Postoperative Complications and Treatment of Complications

Bleeding

Bruising around the umbilicus is a possibility and often results from the pararectal anesthetic block. Hematoma from the surgical dissection is rare but if large and painful, may require evacuation.

Infection

The incidence of infection in one reported series is 1% and is not influenced by the use or not of a dressing [50]. Infection should be treated with antibiotics and would rarely require abscess drainage.

Cosmetic Concerns

In the author’s own series, excess skin has occasionally demanded umbilicoplasty at the patient’s request during teenage years. Twelve patients (6.5%) voiced cosmetic concerns, of which four went on to further corrective surgery.
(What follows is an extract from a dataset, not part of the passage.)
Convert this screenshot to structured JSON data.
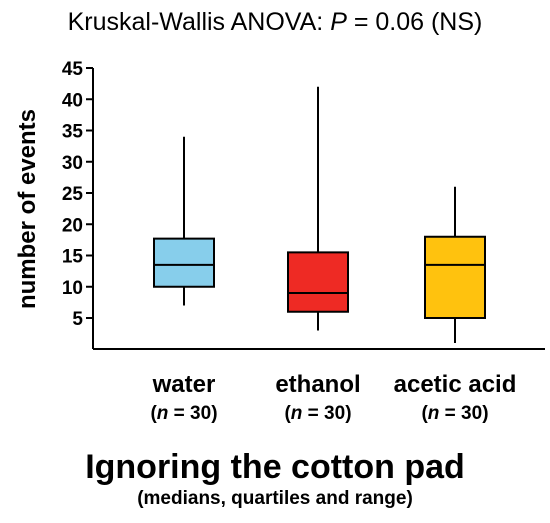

Two African–Caribbean patients experienced hypertrophic keloid scarring and were treated conservatively.

Recurrence

In adults the recurrence rate is reported as being between 8 and 20%. Associated risk factors include high body mass index, cirrhosis with ascites, and large defects [5355].

In children, recurrence is much less common 1–2% [56]. In our own recent series, there were two recurrences (1%). There were no clear indications in either case as both occurred some months after the initial repair, though an incomplete closure at the initial surgery is presumed. Postoperative wound infection, hematoma, or obesity are likely risk factors for recurrence in children.